Yes, but you'd shoot straight off into space while the building would continue to rotate. The building would either press into you while you fell, or move away from you depending on it's orientation to you relative to the direction of spin. The smaller the drum the more pronounced this effect will be and a thick atmosphere would dampen this effect.
Thanks
Except for that 'shooting off into space' part, obviously.
Gah. So much to unpack here.
Are you in zero G i.e. space? Air is filling the spaceship?
The key is what the building is doing relative to the spaceship. If you, the spaceship, and the building are all moving at the same velocity (presumably you are), and you "stepped off" (whatever that means in zero G), then you would float *very* slowly towards the edge of the spaceship.
I think you need to give us some more data points. In particular:
Is there gravity? No. The drum is spinning to simulate gravity in deep space.

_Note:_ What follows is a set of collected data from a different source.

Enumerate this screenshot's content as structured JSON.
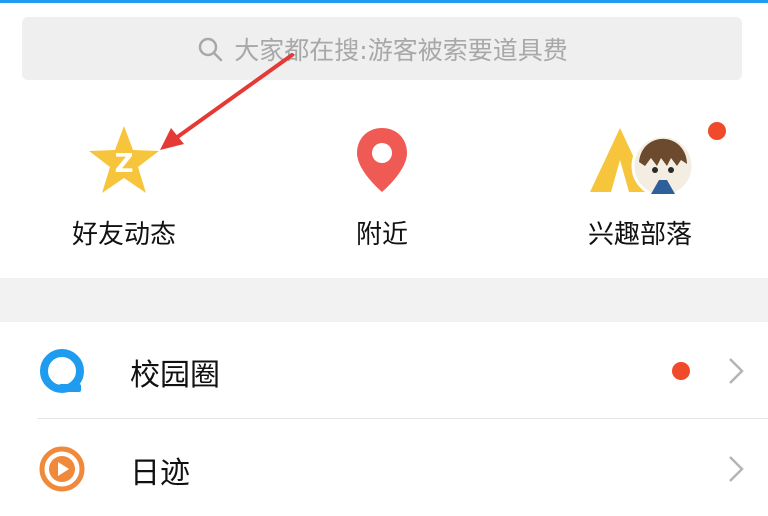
{
  "search": {
    "placeholder": "大家都在搜:游客被索要道具费"
  },
  "grid": [
    {
      "label": "好友动态",
      "icon": "star-q-icon"
    },
    {
      "label": "附近",
      "icon": "location-pin-icon"
    },
    {
      "label": "兴趣部落",
      "icon": "tent-avatar-icon"
    }
  ],
  "list": [
    {
      "label": "校园圈",
      "icon": "campus-q-icon",
      "has_dot": true
    },
    {
      "label": "日迹",
      "icon": "play-circle-icon",
      "has_dot": false
    }
  ],
  "colors": {
    "accent_blue": "#1f9cf0",
    "star_yellow": "#f7c53b",
    "pin_red": "#f05a54",
    "badge_red": "#f04a2b",
    "play_orange": "#f08a3a"
  }
}
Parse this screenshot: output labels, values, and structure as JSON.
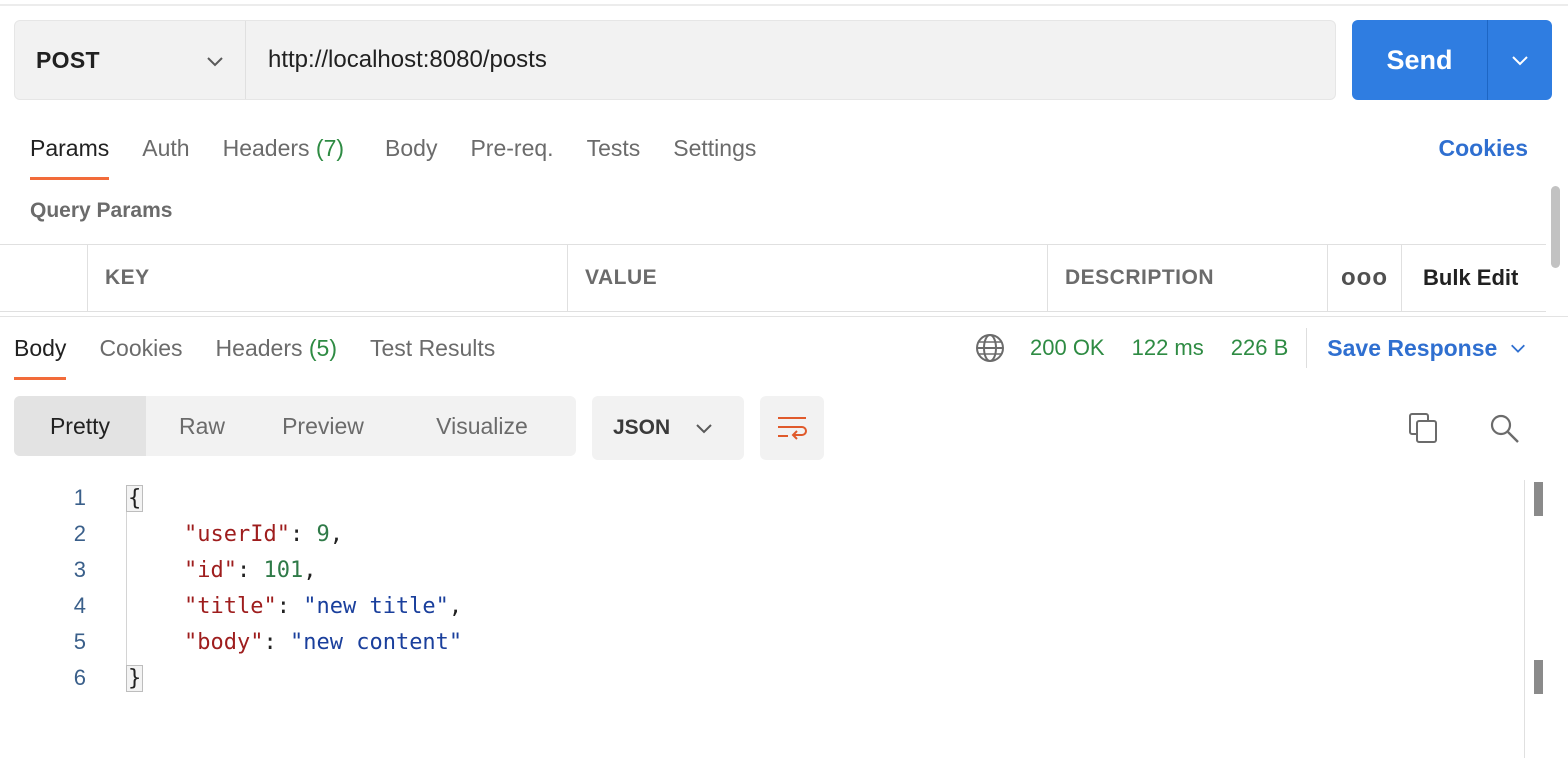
{
  "request": {
    "method": "POST",
    "url": "http://localhost:8080/posts",
    "send_label": "Send"
  },
  "request_tabs": {
    "params": "Params",
    "auth": "Auth",
    "headers": "Headers",
    "headers_count": "(7)",
    "body": "Body",
    "prereq": "Pre-req.",
    "tests": "Tests",
    "settings": "Settings",
    "cookies": "Cookies"
  },
  "query_params": {
    "title": "Query Params",
    "columns": [
      "KEY",
      "VALUE",
      "DESCRIPTION"
    ],
    "more": "ooo",
    "bulk_edit": "Bulk Edit"
  },
  "response_tabs": {
    "body": "Body",
    "cookies": "Cookies",
    "headers": "Headers",
    "headers_count": "(5)",
    "test_results": "Test Results"
  },
  "response_status": {
    "status": "200 OK",
    "time": "122 ms",
    "size": "226 B",
    "save_response": "Save Response"
  },
  "view_modes": {
    "pretty": "Pretty",
    "raw": "Raw",
    "preview": "Preview",
    "visualize": "Visualize",
    "format": "JSON"
  },
  "code": {
    "line_numbers": [
      "1",
      "2",
      "3",
      "4",
      "5",
      "6"
    ],
    "open_brace": "{",
    "close_brace": "}",
    "lines": [
      {
        "key": "\"userId\"",
        "sep": ": ",
        "value": "9",
        "end": ","
      },
      {
        "key": "\"id\"",
        "sep": ": ",
        "value": "101",
        "end": ","
      },
      {
        "key": "\"title\"",
        "sep": ": ",
        "value": "\"new title\"",
        "end": ","
      },
      {
        "key": "\"body\"",
        "sep": ": ",
        "value": "\"new content\"",
        "end": ""
      }
    ]
  },
  "colors": {
    "accent_blue": "#2f7de1",
    "active_tab_underline": "#f26b3a",
    "status_green": "#2e8b43"
  }
}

What is the relationship of the building and spaceship to the gravity?
What is the relationship of the building to the spaceship? It's attached to the inside of the drum.
If you were inside the International Space Station (your spacecraft example) and you were standing on top of a car (same as a building that you referenced and you stepped off the top of the car, no you would not "appear" to fall. Why because the ISS, the car and you are all falling together -- so you would sense zero gravity and float, just like the ISS is floating in space because it is always falling, the car and yourself.
Argh, argh, no, don't make me re-visit rotating reference fields...
Okay, I don't have to. Wikipedia's entry on the Coriolis effect has a nice animation that shows it; you're the black ball. You would "fall" off the building, but you would appear to swoop off to one side as you fell. Depending on where the building is located, you might seem to zoom away from it, or zoom sideways parallel (or at an angle to) its wall, or you might get pressed into the wall, which might give you enough friction to save your life (depending on how fast you fall on that space station).
Haven't put pencil to paper on this one, but I believe that when you step off the building, you will continue in a straight line at the local velocity of the building at the moment you take leave of it, in free fall. The building and the inner surface of the drum, however, will continue in uniform circular motion at the angular velocity of the drum. This means that building and inner edge of drum will accelerate towards the drum axis of rotation while you move at constant velocity. As viewed by a horrified observer on the building roof, you will appear to accelerate towards the drum inner edge uniformly: She will see you fall.
Gravity generated inside a rotating drum or ring will be less as you approach its center (or reduce the radius). There are calculations you can find on the web about the amount of gravity generated based on the radius of the drum and the speed at which it rotates.
a=ω2r
a=acceleration of the fake "gravity" called centrifugal force.
ω is the angular velocity of the ring or space station
r is the radius of the ring
This is a handy site that allows writers to plug in desired numbers and determine the radius and and angular velocity for the spinning ring or drum on a space ship to generate a particular amount of "gravity." It also indicates when the values would result in considerable discomfort (such as motion sickness) to its occupants.
https://www.artificial-gravity.com/sw/SpinCalc/
One thing that is almost never mentioned in books that take place in outer space with gravity generated within a ring or drum in a ship or space station is that, unless the radius is very large, you'd get a noticeable Coriolis effect. Objects would appear to deflect sideways antispinward as they fall to the floor. The distance which the object (or in this case, your falling person) would deflect would be based on the tangential velocity. The speed at which they fell would depend on the centrifugal force, which would increase as they grew closer to the "ground."